This weekend, I read in the Winston-Salem Journal about an alleged Ponzi schemer named Keith Franklin Simmons who – up until the moment he was arrested in December – scrambled to find a way out. He came up with an elaborate story to explain why his investors hadn’t seen a dime in five months. The story went like this: the 240 investors in Black Diamond Capital Solutions had nothing to worry about. Their money was wisely and safely being invested in the foreign-currency exchange system. The reason they couldn’t make a withdrawal or receive a payment was simple. One of their fellow investors was a German fugitive under investigation by the Treasury Department.
Investors received a series of emails from a hedge fund manager (who says he was also duped by Keith Franklin Simmons) that are alleged to be total fiction. On Dec. 2, the story was that the German fugitive’s attorney had become involved and would ensure that $120 million was put back into the foreign-currency exchange. The hedge fund manager wrote: “…I felt good myself after hearing Keith this morning because he had a very upbeat tone in his voice and that can’t be anything but good for us.”

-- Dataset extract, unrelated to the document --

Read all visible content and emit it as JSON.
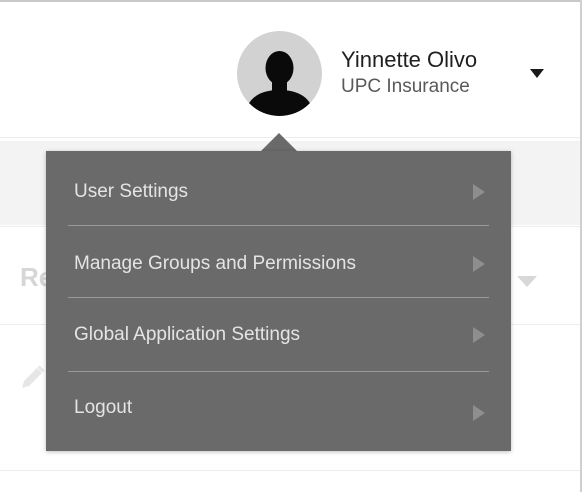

An upbeat tone in his voice, maybe, but what must Simmons have been feeling when he talked to the hedge fund manager? There was no German investor named Klaus. There was no $120 million. According to court documents, Simmons didn’t invest funds anywhere except for banks and on cars, real estate, luxury travel and, of course, in the Ponzi scheme itself.
By Dec. 11, the hedge fund manager admitted that he hadn’t been able to reach Simmons. “I wish I had more to report but we’re all in the same boat and just want our money…” Less than a week later, the FBI arrested Simmons.
This story caught my eye because it reminded me of one of our inductees. When James P. Lewis, Jr. knew his Ponzi scheme was winding down, he froze his investors’ accounts and blamed it on the Department of Homeland Security. He even placed a fake phone call from a “Mr. Sanchez” to convince his clueless employees that the freeze was happening on account of a suspicious wire transfer.
What do you make of this kind of behavior? Do you think these guys believed they could find a way out? Did they think that their employees and investors would buy a far-out story for long enough to allow them time to dig up more money? Or were they just stalling the arrest they knew was coming?